萧清川的声音很好听,哭了后更是添了别样的韵味,他若是用这样的容颜,这样的声音对一个女子深情诉述,一定迷得对方神魂颠倒。

可惜她对他没什么期待了,也不想有什么深刻的感情。

“你这几年不也过的好好的,何必这样惺惺作态。”温黎语气淡淡道,萧清川如今再深情,她都觉得他装的,他骗的她太深,太惨。

真情有几分,更多的是博取她的同情罢了,他向来诡计多端。

“我没有。”萧清川紧了紧怀中的人,他的视线里是温黎小巧淡漠的侧脸,像是盛开在冰天雪地的雪莲花,寒凉透骨,他有一瞬间觉得自己再也暖不了她。

“也罢。”温黎觉得跟他说这些也是白说,身处的怀抱也太过炙热,烫的她烦躁,“你是怎么把我弄来的,我爹爹他们呢?”

她更加担心这个,跟他扯不清乱如麻的过往,那就不要扯了,烦得只是自己。

萧清川明白她还是不想和自己在一起,心里面闷闷的,“他们很好。”

“很好是怎么个好法?”温黎不接受这样的答案,这时候萧清川还想要遮掩,息事宁人。

可他做的哪件事情是可以让她放心的。

萧清川默默不语,吸着她身上独有的清香,他垂着的视线落在温黎放在腿上的纤细手指上,伸着手就想要握住。

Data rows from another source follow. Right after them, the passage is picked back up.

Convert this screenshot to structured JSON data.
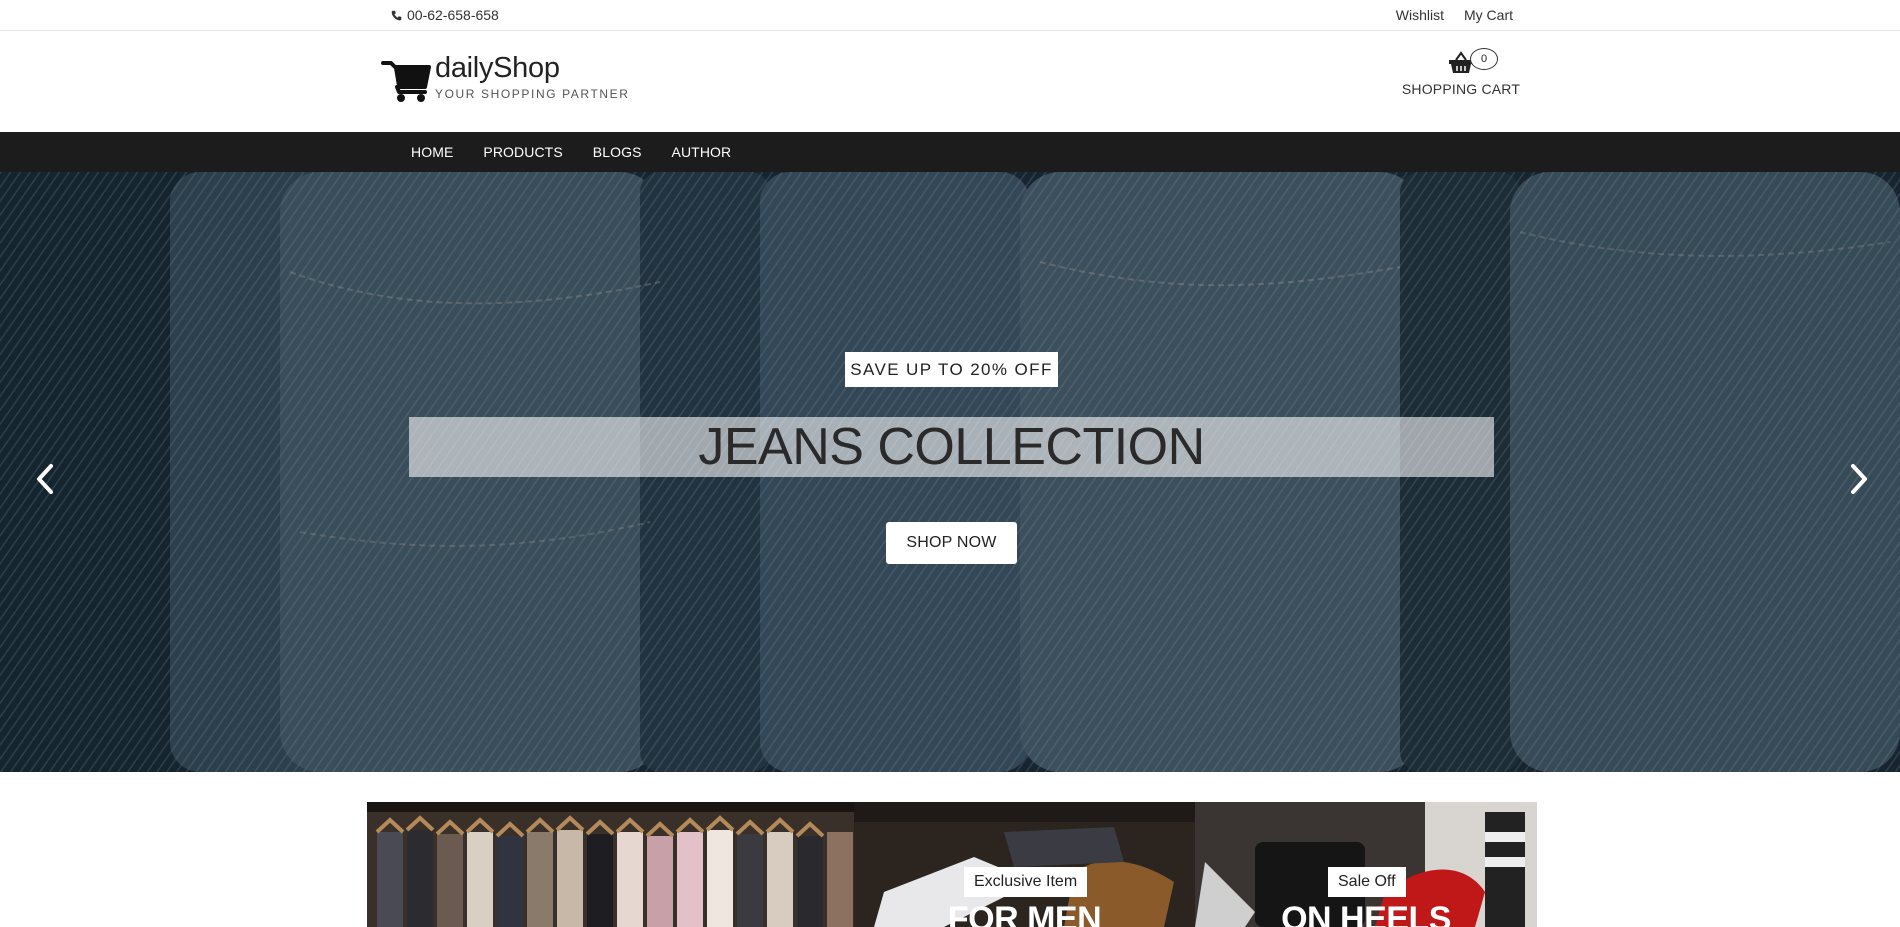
{
  "topbar": {
    "phone": "00-62-658-658",
    "links": [
      "Wishlist",
      "My Cart"
    ]
  },
  "header": {
    "brand": "dailyShop",
    "tagline": "YOUR SHOPPING PARTNER",
    "cart": {
      "count": "0",
      "label": "SHOPPING CART"
    }
  },
  "nav": {
    "items": [
      "HOME",
      "PRODUCTS",
      "BLOGS",
      "AUTHOR"
    ]
  },
  "hero": {
    "badge": "SAVE UP TO 20% OFF",
    "title": "JEANS COLLECTION",
    "button": "SHOP NOW"
  },
  "promos": [
    {
      "tag": "",
      "heading": ""
    },
    {
      "tag": "Exclusive Item",
      "heading": "FOR MEN"
    },
    {
      "tag": "Sale Off",
      "heading": "ON HEELS"
    }
  ],
  "colors": {
    "nav_bg": "#1c1c1c",
    "hero_tint": "#1e2c36",
    "text": "#333333"
  },
  "icons": [
    "phone-icon",
    "shopping-cart-logo-icon",
    "basket-icon",
    "chevron-left-icon",
    "chevron-right-icon"
  ]
}
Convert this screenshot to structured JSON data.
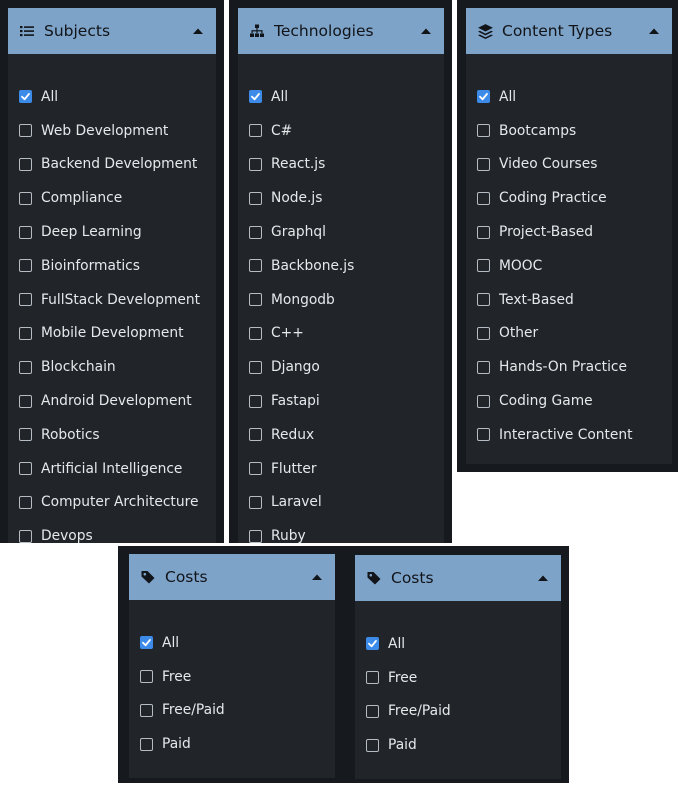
{
  "panels": [
    {
      "title": "Subjects",
      "icon": "list-icon",
      "items": [
        {
          "label": "All",
          "checked": true
        },
        {
          "label": "Web Development",
          "checked": false
        },
        {
          "label": "Backend Development",
          "checked": false
        },
        {
          "label": "Compliance",
          "checked": false
        },
        {
          "label": "Deep Learning",
          "checked": false
        },
        {
          "label": "Bioinformatics",
          "checked": false
        },
        {
          "label": "FullStack Development",
          "checked": false
        },
        {
          "label": "Mobile Development",
          "checked": false
        },
        {
          "label": "Blockchain",
          "checked": false
        },
        {
          "label": "Android Development",
          "checked": false
        },
        {
          "label": "Robotics",
          "checked": false
        },
        {
          "label": "Artificial Intelligence",
          "checked": false
        },
        {
          "label": "Computer Architecture",
          "checked": false
        },
        {
          "label": "Devops",
          "checked": false
        }
      ]
    },
    {
      "title": "Technologies",
      "icon": "sitemap-icon",
      "items": [
        {
          "label": "All",
          "checked": true
        },
        {
          "label": "C#",
          "checked": false
        },
        {
          "label": "React.js",
          "checked": false
        },
        {
          "label": "Node.js",
          "checked": false
        },
        {
          "label": "Graphql",
          "checked": false
        },
        {
          "label": "Backbone.js",
          "checked": false
        },
        {
          "label": "Mongodb",
          "checked": false
        },
        {
          "label": "C++",
          "checked": false
        },
        {
          "label": "Django",
          "checked": false
        },
        {
          "label": "Fastapi",
          "checked": false
        },
        {
          "label": "Redux",
          "checked": false
        },
        {
          "label": "Flutter",
          "checked": false
        },
        {
          "label": "Laravel",
          "checked": false
        },
        {
          "label": "Ruby",
          "checked": false
        }
      ]
    },
    {
      "title": "Content Types",
      "icon": "layers-icon",
      "items": [
        {
          "label": "All",
          "checked": true
        },
        {
          "label": "Bootcamps",
          "checked": false
        },
        {
          "label": "Video Courses",
          "checked": false
        },
        {
          "label": "Coding Practice",
          "checked": false
        },
        {
          "label": "Project-Based",
          "checked": false
        },
        {
          "label": "MOOC",
          "checked": false
        },
        {
          "label": "Text-Based",
          "checked": false
        },
        {
          "label": "Other",
          "checked": false
        },
        {
          "label": "Hands-On Practice",
          "checked": false
        },
        {
          "label": "Coding Game",
          "checked": false
        },
        {
          "label": "Interactive Content",
          "checked": false
        }
      ]
    },
    {
      "title": "Costs",
      "icon": "tag-icon",
      "items": [
        {
          "label": "All",
          "checked": true
        },
        {
          "label": "Free",
          "checked": false
        },
        {
          "label": "Free/Paid",
          "checked": false
        },
        {
          "label": "Paid",
          "checked": false
        }
      ]
    },
    {
      "title": "Costs",
      "icon": "tag-icon",
      "items": [
        {
          "label": "All",
          "checked": true
        },
        {
          "label": "Free",
          "checked": false
        },
        {
          "label": "Free/Paid",
          "checked": false
        },
        {
          "label": "Paid",
          "checked": false
        }
      ]
    }
  ],
  "colors": {
    "header_bg": "#7ea3c9",
    "panel_bg": "#212529",
    "frame_bg": "#16191d",
    "check_accent": "#3d8be8",
    "text": "#e6e8ea"
  }
}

温黎察觉到手上附来的大掌,火气涌起,原先还觉得挣脱不得随他,现在反而被气得起了反抗的心思,反手一掌拍了上去,“啪”的一声脆响,在寂静的房间里异常响亮。

萧清川的手上还没有什么痕迹,温黎的掌心却已经红了起来,一丝丝刺痛传来,温黎轻轻皱了皱秀眉,愈发的烦躁。

萧清川这个罪魁祸首,默默地伸手,执拗地握住她手,细细地捏揉,想要帮她去除掉手上的不适。

本就是他惹的祸,他还装起了好人。

温黎气得小脸涨红,骂也没有反应,打他皮糙肉厚,真是气煞她也。

“萧清川,你给我说话。”出口凶悍不足,绵软有余,温黎暗气自己的嗓子,更是板着个脸,凸显自己的气势。

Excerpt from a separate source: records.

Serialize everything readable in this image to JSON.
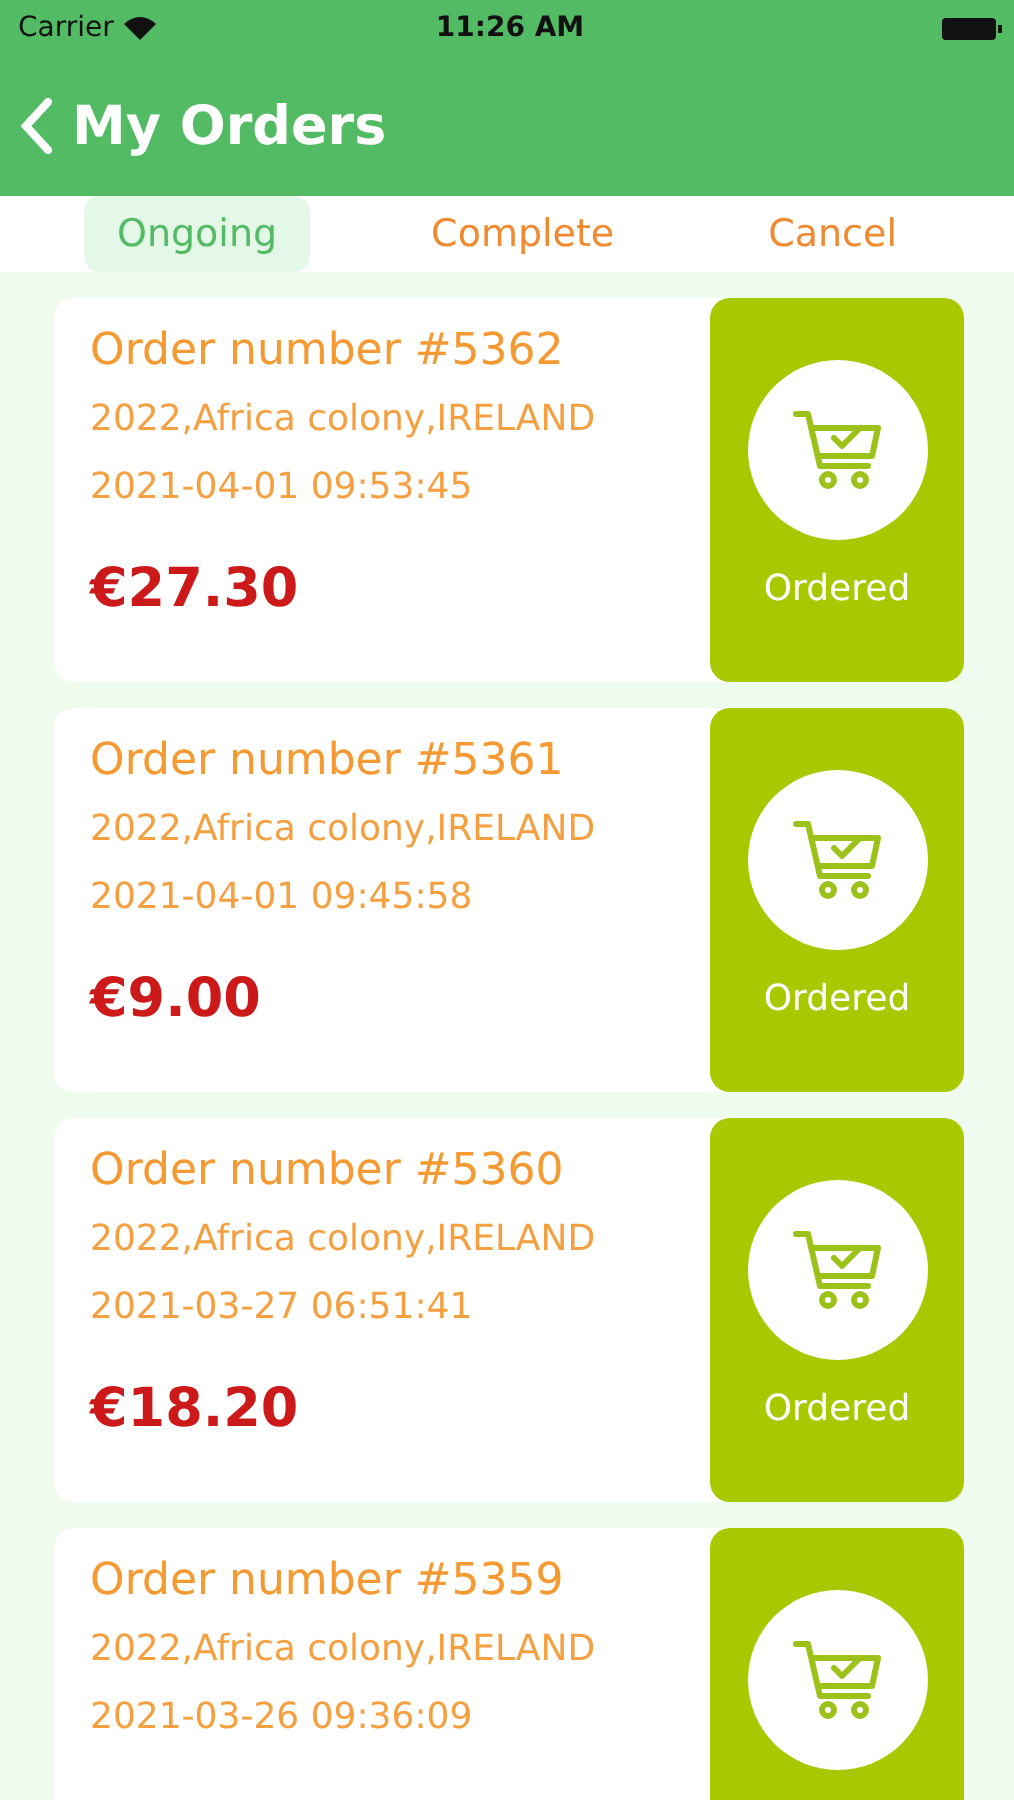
{
  "status_bar": {
    "carrier": "Carrier",
    "time": "11:26 AM"
  },
  "nav": {
    "title": "My Orders"
  },
  "tabs": [
    {
      "label": "Ongoing",
      "selected": true
    },
    {
      "label": "Complete",
      "selected": false
    },
    {
      "label": "Cancel",
      "selected": false
    }
  ],
  "orders": [
    {
      "title": "Order number #5362",
      "address": "2022,Africa colony,IRELAND",
      "date": "2021-04-01 09:53:45",
      "price": "€27.30",
      "status": "Ordered"
    },
    {
      "title": "Order number #5361",
      "address": "2022,Africa colony,IRELAND",
      "date": "2021-04-01 09:45:58",
      "price": "€9.00",
      "status": "Ordered"
    },
    {
      "title": "Order number #5360",
      "address": "2022,Africa colony,IRELAND",
      "date": "2021-03-27 06:51:41",
      "price": "€18.20",
      "status": "Ordered"
    },
    {
      "title": "Order number #5359",
      "address": "2022,Africa colony,IRELAND",
      "date": "2021-03-26 09:36:09"
    }
  ]
}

温黎自己都不知道,自己现在是一副两腮颓红,眼色水朦,花颜颓靡的样子。

温黎终于看向了自己,萧清川也将头从她的颈侧抬了起来,和她对视着,萧清川长得本就得天独厚,现在彻底长开更是俊气逼人。

就是再恨他的温黎,也不能昧着良心说丑。

“他们真的没事,还在庄子上,我派兵守着。”萧清川原不觉得这有什么,他也没有伤害他们,可是对上温黎的眼睛,他说话的声音都好像弱了,心里的想法也有些动摇。

温黎嗤笑一声,“你还是这么的自我。”

萧清川绷着个俊脸,对着心上人满满恶意的嘲讽,酸楚异常,他想否认,可到嘴的话,又苦涩的咽了下去。

温黎又偏过头,冷着他,说来说去,他还是老样子。

萧清川对她的冷待却有些绷不住了,他想起再次见到师父时,师父对他说的话。

“何必呢,你这霸道的性子,只会伤人伤己。”彼时师父喝着酒,一言难尽地看着强行冲击封印的他,苦口婆心的话说尽,剑圣也是没了办法。

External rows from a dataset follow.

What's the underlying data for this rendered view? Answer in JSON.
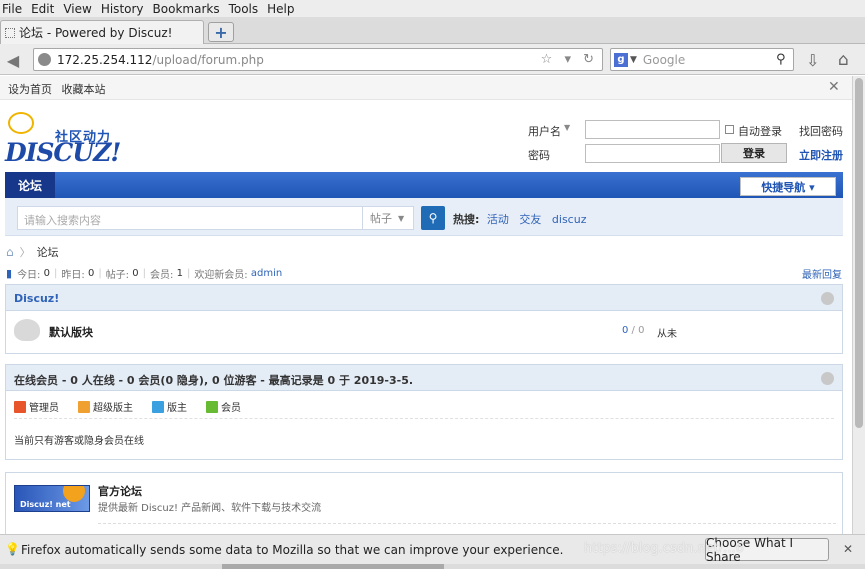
{
  "browser": {
    "menu": [
      "File",
      "Edit",
      "View",
      "History",
      "Bookmarks",
      "Tools",
      "Help"
    ],
    "tab_title": "论坛 - Powered by Discuz!",
    "newtab_symbol": "+",
    "url_host": "172.25.254.112",
    "url_path": "/upload/forum.php",
    "search_engine": "Google",
    "notification": "Firefox automatically sends some data to Mozilla so that we can improve your experience.",
    "notification_button": "Choose What I Share",
    "watermark": "https://blog.csdn.net/...6"
  },
  "page": {
    "top_links": [
      "设为首页",
      "收藏本站"
    ],
    "logo_tagline": "社区动力",
    "logo_word": "DISCUZ!",
    "login": {
      "username_label": "用户名",
      "password_label": "密码",
      "remember_label": "自动登录",
      "login_button": "登录",
      "find_password": "找回密码",
      "register": "立即注册"
    },
    "nav": {
      "current": "论坛",
      "quick_nav": "快捷导航 ▾"
    },
    "search": {
      "placeholder": "请输入搜索内容",
      "type": "帖子",
      "hot_label": "热搜:",
      "hot_items": [
        "活动",
        "交友",
        "discuz"
      ]
    },
    "breadcrumb": "论坛",
    "stats": {
      "today_label": "今日:",
      "today": "0",
      "yesterday_label": "昨日:",
      "yesterday": "0",
      "posts_label": "帖子:",
      "posts": "0",
      "members_label": "会员:",
      "members": "1",
      "welcome_label": "欢迎新会员:",
      "newest_member": "admin",
      "latest_reply": "最新回复"
    },
    "category": {
      "title": "Discuz!",
      "forum_name": "默认版块",
      "count_threads": "0",
      "count_posts": "0",
      "last_post": "从未"
    },
    "online": {
      "title": "在线会员 - 0 人在线 - 0 会员(0 隐身), 0 位游客 - 最高记录是 0 于 2019-3-5.",
      "legend": [
        {
          "label": "管理员",
          "color": "#e8552a"
        },
        {
          "label": "超级版主",
          "color": "#f0a030"
        },
        {
          "label": "版主",
          "color": "#3aa0e0"
        },
        {
          "label": "会员",
          "color": "#66bb33"
        }
      ],
      "note": "当前只有游客或隐身会员在线"
    },
    "friendlink": {
      "banner_text": "Discuz! net",
      "title": "官方论坛",
      "desc": "提供最新 Discuz! 产品新闻、软件下载与技术交流"
    }
  }
}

“不过你改了也不一定有用,不改更是穷途末路。”剑圣言尽于此,猛猛灌了一大口酒,迈着不稳地步伐,消失在萧清川的视线里。

当时还不明白,现在却像是福至心灵。

“我带你见他们。”他并不是不想他们见面,他只是怕她又消失的无影无踪。

温黎闻言扭头看了他一眼,见他面上忐忑,似乎并没有算计,将信将疑之下随着他牵起自己的手,帮自己整理着衣裙。

淡淡粉纱裙被他白皙修长的大掌捧在掌心抚顺,温黎冷着美眸怔怔瞧着,觉得萧清川抚裙的动作,怎么看怎么让她浑身不舒服,她想冷声让他别弄了,她的纱裙风一吹就会平顺。

可想到他偏执的性子,怕回去的事情横生枝节,眼不见为净,他爱怎样就怎样。

温黎强自忍耐,萧清川却心里滋生欢喜。

他喜欢为她抚平凌乱的衣角,喜欢为她撩起散乱的发髻。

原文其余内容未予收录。